House proposes specific tax system for fuel

By Euan Paulo C. Añonuevo, Reporter

Lawmakers are proposing a return to specific tax for oil products in lieu of value-added tax (VAT) to give the public transport sector reprieve from high fuel prices.

In a press conference yesterday, Rep. Exequiel Javier, chairman of the House Committee on Ways and Means, said he has filed a bill seeking a return to the specific system of taxation for pump products.

Under the present VAT system, government revenues from oil increase when the VAT’s share in pump prices rises along with the price of fuel following a spike in the price of oil in the world market.

Javier said it is in contrast with the specific tax system wherein “the tax remains the same . . . even if the price of oil goes up in the world market or the exchange rate goes up.”

This system, he said, would help solve high pump prices as it would immediately bring down rates, for diesel specifically, by about P3 per liter. At current diesel prices of about P59 per liter, VAT represents about P6 per liter.

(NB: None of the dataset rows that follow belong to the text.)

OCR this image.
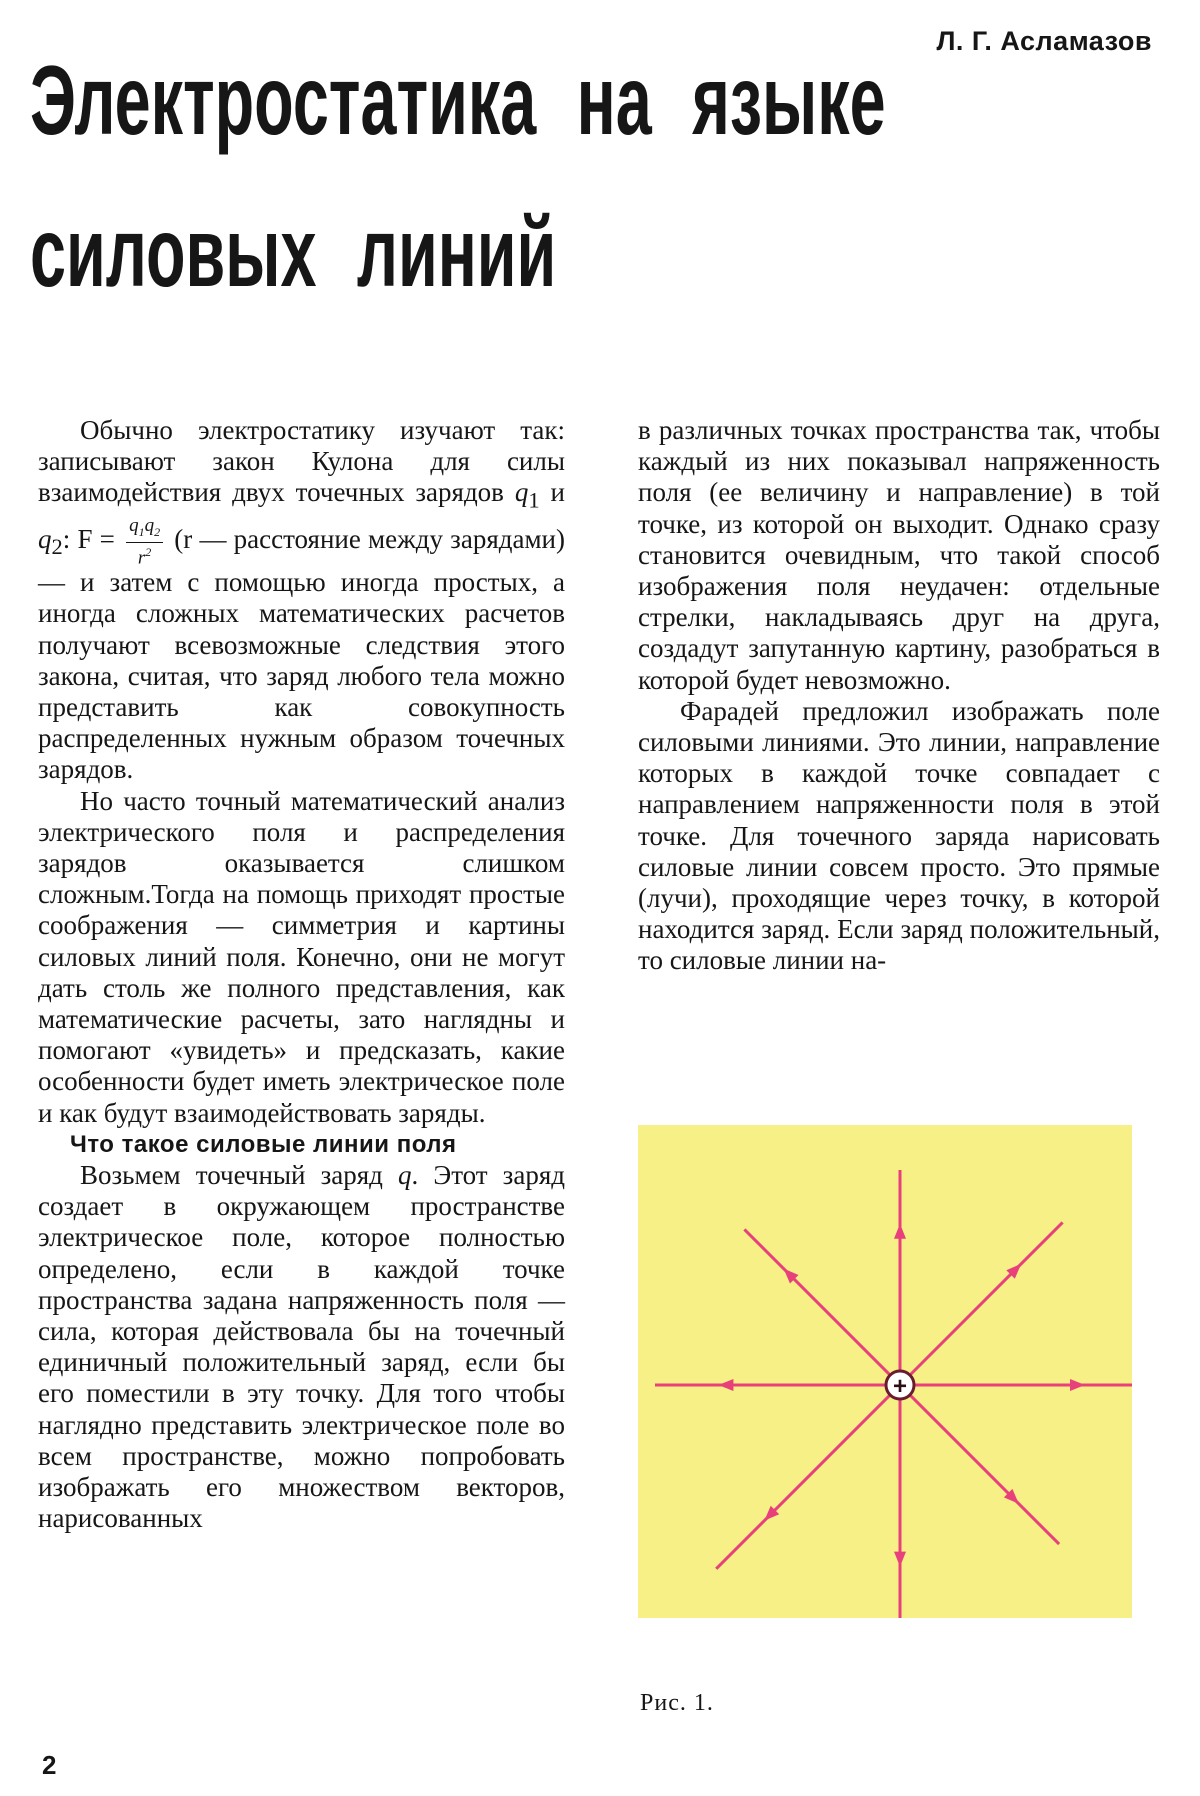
Л. Г. Асламазов
Электростатика на языке
силовых линий

Обычно электростатику изучают так: записывают закон Кулона для силы взаимодействия двух точечных зарядов $q_1$ и $q_2$: $F = \frac{q_1q_2}{r^2} (r$ — расстояние между зарядами) — и затем с помощью иногда простых, а иногда сложных математических расчетов получают всевозможные следствия этого закона, считая, что заряд любого тела можно представить как совокупность распределенных нужным образом точечных зарядов.

Но часто точный математический анализ электрического поля и распределения зарядов оказывается слишком сложным.Тогда на помощь приходят простые соображения — симметрия и картины силовых линий поля. Конечно, они не могут дать столь же полного представления, как математические расчеты, зато наглядны и помогают «увидеть» и предсказать, какие особенности будет иметь электрическое поле и как будут взаимодействовать заряды.

Что такое силовые линии поля

Возьмем точечный заряд q. Этот заряд создает в окружающем пространстве электрическое поле, которое полностью определено, если в каждой точке пространства задана напряженность поля — сила, которая действовала бы на точечный единичный положительный заряд, если бы его поместили в эту точку. Для того чтобы наглядно представить электрическое поле во всем пространстве, можно попробовать изображать его множеством векторов, нарисованных

в различных точках пространства так, чтобы каждый из них показывал напряженность поля (ее величину и направление) в той точке, из которой он выходит. Однако сразу становится очевидным, что такой способ изображения поля неудачен: отдельные стрелки, накладываясь друг на друга, создадут запутанную картину, разобраться в которой будет невозможно.

Фарадей предложил изображать поле силовыми линиями. Это линии, направление которых в каждой точке совпадает с направлением напряженности поля в этой точке. Для точечного заряда нарисовать силовые линии совсем просто. Это прямые (лучи), проходящие через точку, в которой находится заряд. Если заряд положительный, то силовые линии на-

+
Рис. 1.
2
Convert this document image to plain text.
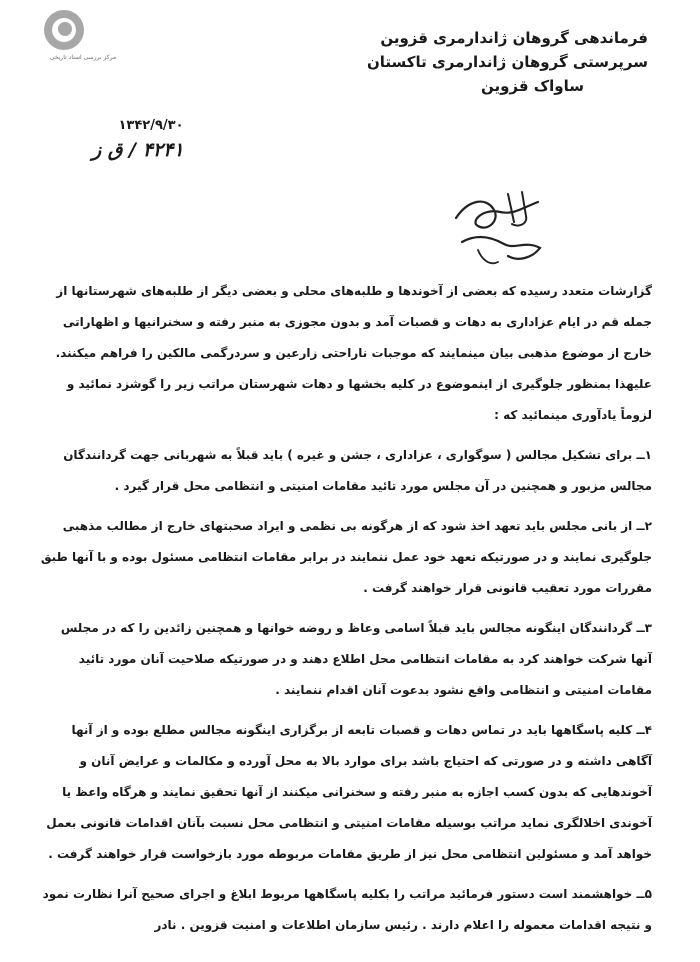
مرکز بررسی اسناد تاریخی
فرماندهی گروهان ژاندارمری قزوین
سرپرستی گروهان ژاندارمری تاکستان
ساواک قزوین
۱۳۴۲/۹/۳۰
۴۲۴۱ / ق ز

گزارشات متعدد رسیده که بعضی از آخوندها و طلبه‌های محلی و بعضی دیگر از طلبه‌های شهرستانها از جمله قم در ایام عزاداری به دهات و قصبات آمد و بدون مجوزی به منبر رفته و سخنرانیها و اظهاراتی خارج از موضوع مذهبی بیان مینمایند که موجبات ناراحتی زارعین و سردرگمی مالکین را فراهم میکنند. علیهذا بمنظور جلوگیری از اینموضوع در کلیه بخشها و دهات شهرستان مراتب زیر را گوشزد نمائید و لزوماً یادآوری مینمائید که :

۱ــ برای تشکیل مجالس ( سوگواری ، عزاداری ، جشن و غیره ) باید قبلاً به شهربانی جهت گردانندگان مجالس مزبور و همچنین در آن مجلس مورد تائید مقامات امنیتی و انتظامی محل قرار گیرد .

۲ــ از بانی مجلس باید تعهد اخذ شود که از هرگونه بی نظمی و ایراد صحبتهای خارج از مطالب مذهبی جلوگیری نمایند و در صورتیکه تعهد خود عمل ننمایند در برابر مقامات انتظامی مسئول بوده و با آنها طبق مقررات مورد تعقیب قانونی قرار خواهند گرفت .

۳ــ گردانندگان اینگونه مجالس باید قبلاً اسامی وعاظ و روضه خوانها و همچنین زائدین را که در مجلس آنها شرکت خواهند کرد به مقامات انتظامی محل اطلاع دهند و در صورتیکه صلاحیت آنان مورد تائید مقامات امنیتی و انتظامی واقع نشود بدعوت آنان اقدام ننمایند .

۴ــ کلیه پاسگاهها باید در تماس دهات و قصبات تابعه از برگزاری اینگونه مجالس مطلع بوده و از آنها آگاهی داشته و در صورتی که احتیاج باشد برای موارد بالا به محل آورده و مکالمات و عرایض آنان و آخوندهایی که بدون کسب اجازه به منبر رفته و سخنرانی میکنند از آنها تحقیق نمایند و هرگاه واعظ یا آخوندی اخلالگری نماید مراتب بوسیله مقامات امنیتی و انتظامی محل نسبت بآنان اقدامات قانونی بعمل خواهد آمد و مسئولین انتظامی محل نیز از طریق مقامات مربوطه مورد بازخواست قرار خواهند گرفت .

۵ــ خواهشمند است دستور فرمائید مراتب را بکلیه پاسگاهها مربوط ابلاغ و اجرای صحیح آنرا نظارت نمود و نتیجه اقدامات معموله را اعلام دارند . رئیس سازمان اطلاعات و امنیت قزوین . نادر
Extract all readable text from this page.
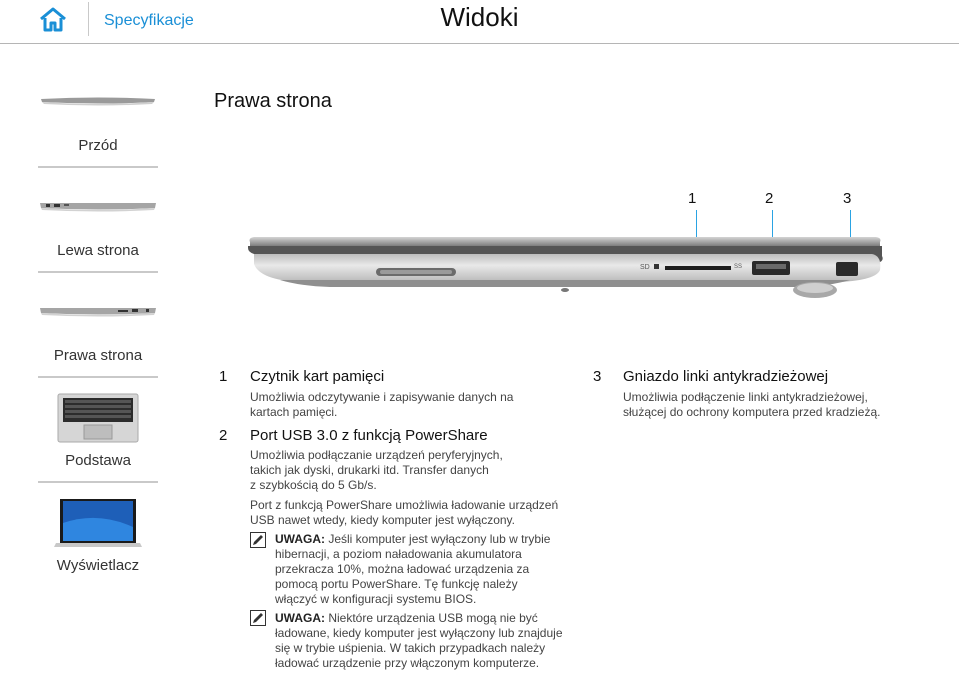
Specyfikacje	Widoki
Przód
Lewa strona
Prawa strona
Podstawa
Wyświetlacz
Prawa strona
1	2	3
SD	SS
1 Czytnik kart pamięci
Umożliwia odczytywanie i zapisywanie danych na
kartach pamięci.
2 Port USB 3.0 z funkcją PowerShare
Umożliwia podłączanie urządzeń peryferyjnych,
takich jak dyski, drukarki itd. Transfer danych
z szybkością do 5 Gb/s.
Port z funkcją PowerShare umożliwia ładowanie urządzeń
USB nawet wtedy, kiedy komputer jest wyłączony.
UWAGA: Jeśli komputer jest wyłączony lub w trybie
hibernacji, a poziom naładowania akumulatora
przekracza 10%, można ładować urządzenia za
pomocą portu PowerShare. Tę funkcję należy
włączyć w konfiguracji systemu BIOS.
UWAGA: Niektóre urządzenia USB mogą nie być
ładowane, kiedy komputer jest wyłączony lub znajduje
się w trybie uśpienia. W takich przypadkach należy
ładować urządzenie przy włączonym komputerze.
3 Gniazdo linki antykradzieżowej
Umożliwia podłączenie linki antykradzieżowej,
służącej do ochrony komputera przed kradzieżą.
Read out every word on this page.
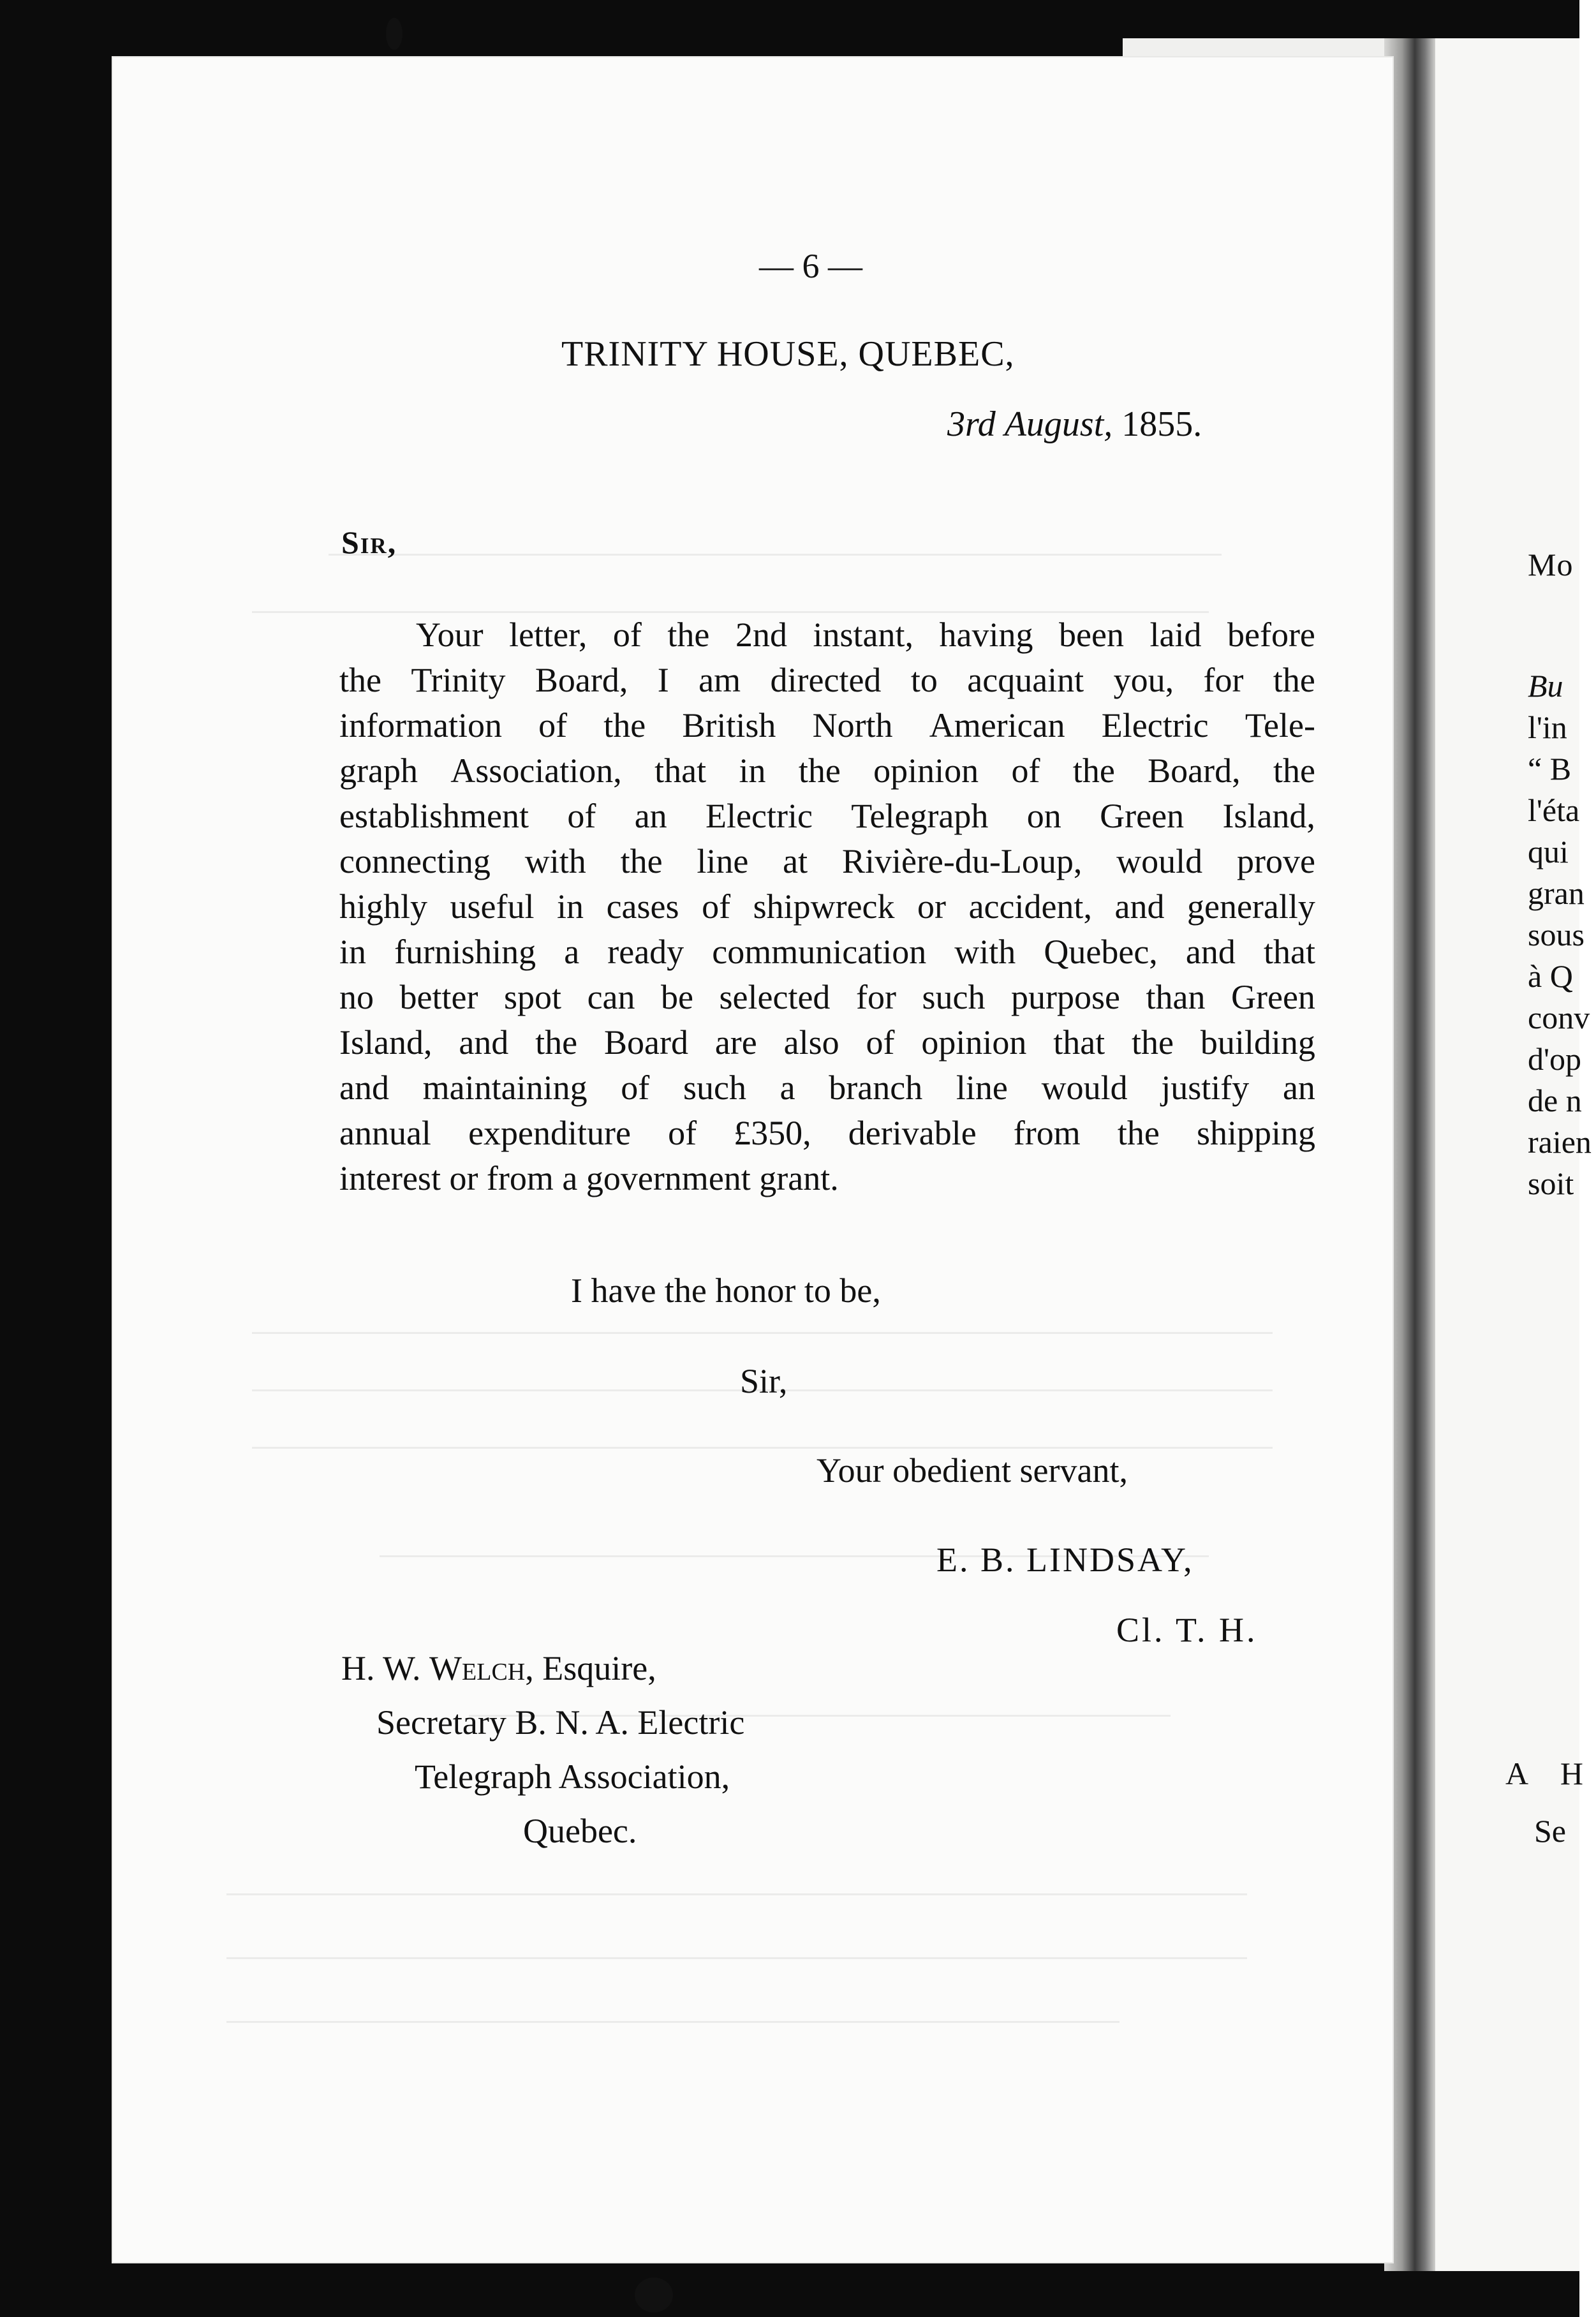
— 6 —
TRINITY HOUSE, QUEBEC,
3rd August, 1855.
Sir,
Your letter, of the 2nd instant, having been laid before
the Trinity Board, I am directed to acquaint you, for the
information of the British North American Electric Tele-
graph Association, that in the opinion of the Board, the
establishment of an Electric Telegraph on Green Island,
connecting with the line at Rivière-du-Loup, would prove
highly useful in cases of shipwreck or accident, and generally
in furnishing a ready communication with Quebec, and that
no better spot can be selected for such purpose than Green
Island, and the Board are also of opinion that the building
and maintaining of such a branch line would justify an
annual expenditure of £350, derivable from the shipping
interest or from a government grant.
I have the honor to be,
Sir,
Your obedient servant,
E. B. LINDSAY,
Cl. T. H.
H. W. Welch, Esquire,
Secretary B. N. A. Electric
Telegraph Association,
Quebec.
Mo
Bu
l'in
“ B
l'éta
qui
gran
sous
à Q
conv
d'op
de n
raien
soit
A H
Se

Javier said the proposed measure would be more acceptable to the government than the growing clamor from a number of groups for the scrapping of VAT as specific tax would assure collections for the government’s coffers.

He said, “The Finance department and Malacañang are receptive, from what I’ve read in the papers, to the idea as they are totally against the suspension or the scrapping of VAT as it will remove government revenues. But they’re not against a replacement of VAT with another tax system.”

The lawmaker added that others at the Lower House have filed similar bills seeking to implement specific tax for fuel products.

It would be recalled that President Gloria Arroyo has stood pat on maintaining VAT collections on oil as scrapping these would deprive the government of revenues for “pro-poor” projects, especially at a time when prices of commodities have been soaring worldwide.

A shift to specific tax will not deprive government of revenues culled from oil products, which for this year alone it targets to collect about P73 billion. However, the proposal will cap government’s collections from oil to this level and eat away at any increase in revenues whenever the price of the commodity goes higher than its benchmarked price for the commodity.

Government is projected to amass about P18.6 billion in windfall revenues this year because of high oil prices in the world market.